For normalised metrics replace with the two-pass scheme above.


DataStore derivation

Because the MphfLayer is independent of its data stores, new stores can be derived from existing ones without rebuilding the MPHF:

// count → presence/absence, parallel across (partition, layer)
for (p, l) in all_partition_layer_pairs().par_iter():
    count_store   = open PersistentCompactIntMatrix at (p, l)
    presence_store = PersistentBitMatrix::from_count_matrix(count_store, threshold, dir)

Other derivations: threshold a count matrix → binary presence matrix; union two presence matrices; merge two count matrices (saturating add, column-wise). All are local to one (partition, layer) pair.

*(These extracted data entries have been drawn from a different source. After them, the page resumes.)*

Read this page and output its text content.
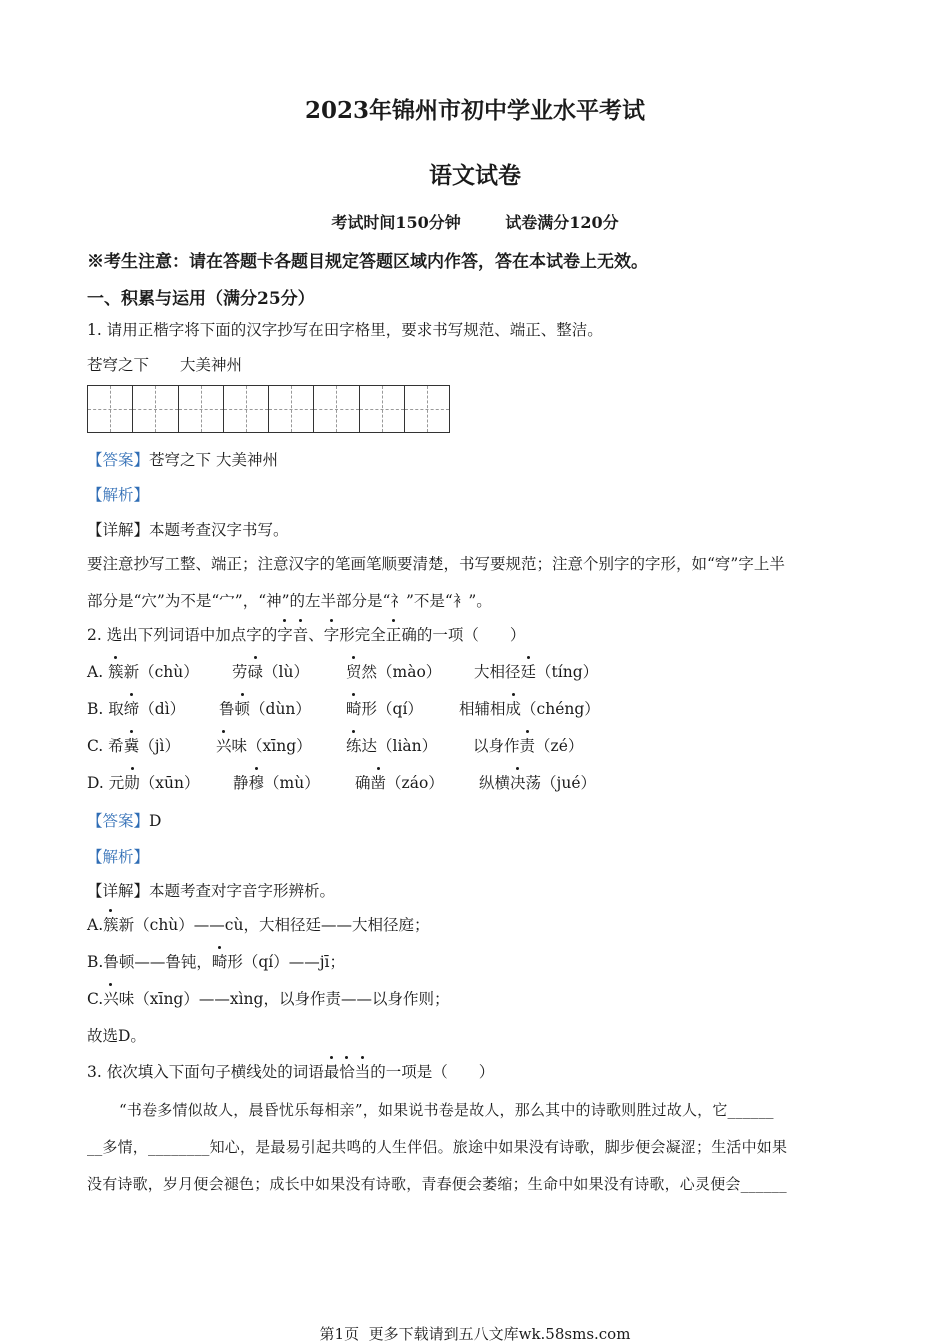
2023年锦州市初中学业水平考试
语文试卷
考试时间150分钟        试卷满分120分
※考生注意：请在答题卡各题目规定答题区域内作答，答在本试卷上无效。
一、积累与运用（满分25分）
1. 请用正楷字将下面的汉字抄写在田字格里，要求书写规范、端正、整洁。
苍穹之下　　大美神州
【答案】苍穹之下 大美神州
【解析】
【详解】本题考查汉字书写。
要注意抄写工整、端正；注意汉字的笔画笔顺要清楚，书写要规范；注意个别字的字形，如“穹”字上半
部分是“穴”为不是“宀”，“神”的左半部分是“礻”不是“衤”。
2. 选出下列词语中加点字的字音、字形完全正确的一项（　　）
A. 簇新（chù） 劳碌（lù） 贸然（mào） 大相径廷（tíng）
B. 取缔（dì） 鲁顿（dùn） 畸形（qí） 相辅相成（chéng）
C. 希冀（jì） 兴味（xīng） 练达（liàn） 以身作责（zé）
D. 元勋（xūn） 静穆（mù） 确凿（záo） 纵横决荡（jué）
【答案】D
【解析】
【详解】本题考查对字音字形辨析。
A.簇新（chù）——cù，大相径廷——大相径庭；
B.鲁顿——鲁钝，畸形（qí）——jī；
C.兴味（xīng）——xìng，以身作责——以身作则；
故选D。
3. 依次填入下面句子横线处的词语最恰当的一项是（　　）
“书卷多情似故人，晨昏忧乐每相亲”，如果说书卷是故人，那么其中的诗歌则胜过故人，它______
__多情，________知心，是最易引起共鸣的人生伴侣。旅途中如果没有诗歌，脚步便会凝涩；生活中如果
没有诗歌，岁月便会褪色；成长中如果没有诗歌，青春便会萎缩；生命中如果没有诗歌，心灵便会______
第1页  更多下载请到五八文库wk.58sms.com
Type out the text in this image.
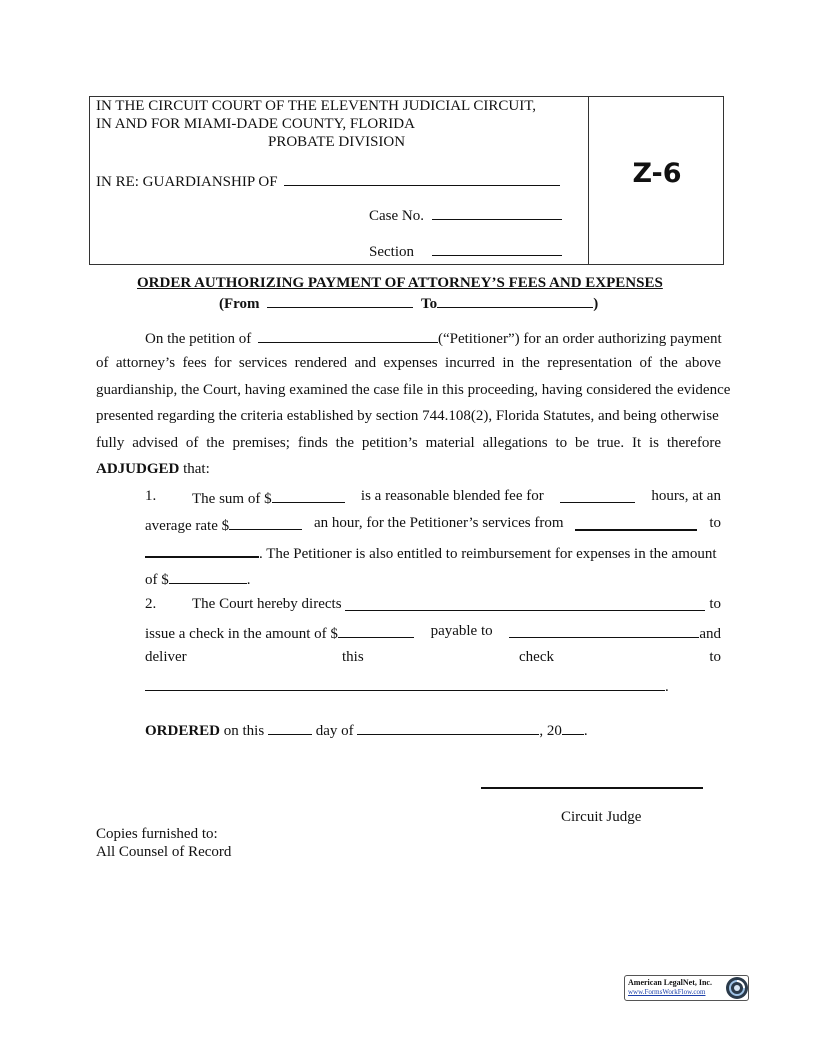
IN THE CIRCUIT COURT OF THE ELEVENTH JUDICIAL CIRCUIT,
IN AND FOR MIAMI-DADE COUNTY, FLORIDA
PROBATE DIVISION
IN RE: GUARDIANSHIP OF
Case No.
Section
Z-6
ORDER AUTHORIZING PAYMENT OF ATTORNEY’S FEES AND EXPENSES
(From	To	)
On the petition of	(“Petitioner”) for an order authorizing payment
of attorney’s fees for services rendered and expenses incurred in the representation of the above
guardianship, the Court, having examined the case file in this proceeding, having considered the evidence
presented regarding the criteria established by section 744.108(2), Florida Statutes, and being otherwise
fully advised of the premises; finds the petition’s material allegations to be true. It is therefore
ADJUDGED that:
1. The sum of $	is a reasonable blended fee for	hours, at an
average rate $	an hour, for the Petitioner’s services from	to
. The Petitioner is also entitled to reimbursement for expenses in the amount
of $	.
2. The Court hereby directs	to
issue a check in the amount of $	payable to	and
deliver	this	check	to
.
ORDERED on this	day of	, 20 .
Circuit Judge
Copies furnished to:
All Counsel of Record
American LegalNet, Inc.
www.FormsWorkFlow.com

Relationship to current implementation

The current obilayeredmap crate implements a subset of this architecture. Key divergences:

  • Layer<D: LayerData> fuses MphfLayer and one DataStore into a single generic type. Multiple data stores on the same MPHF are not supported.
  • LayerData::open(dir) embeds the path convention (counts/, presence/) inside the store type, preventing the PartitionedIndex from managing paths externally.
  • LayeredDataStore and PartitionedDataStore do not yet exist; LayeredMap is a single-partition structure without a distance matrix API.
  • The partial distance methods exist on PersistentCompactIntMatrix and PersistentBitMatrix and are tested; they are not yet composed across layers and partitions.

Planned refactoring:

  1. Extract MphfLayer from Layer<D> as an autonomous type.
  2. Replace LayerData trait with DataStore trait (no path knowledge).
  3. Implement LayeredCompactIntMatrix / LayeredBitMatrix with the partial + full distance APIs described above.
  4. Implement PartitionedCompactIntMatrix / PartitionedBitMatrix with two-pass support for normalised metrics.
  5. Implement PartitionedIndex for point queries with parallel dispatch.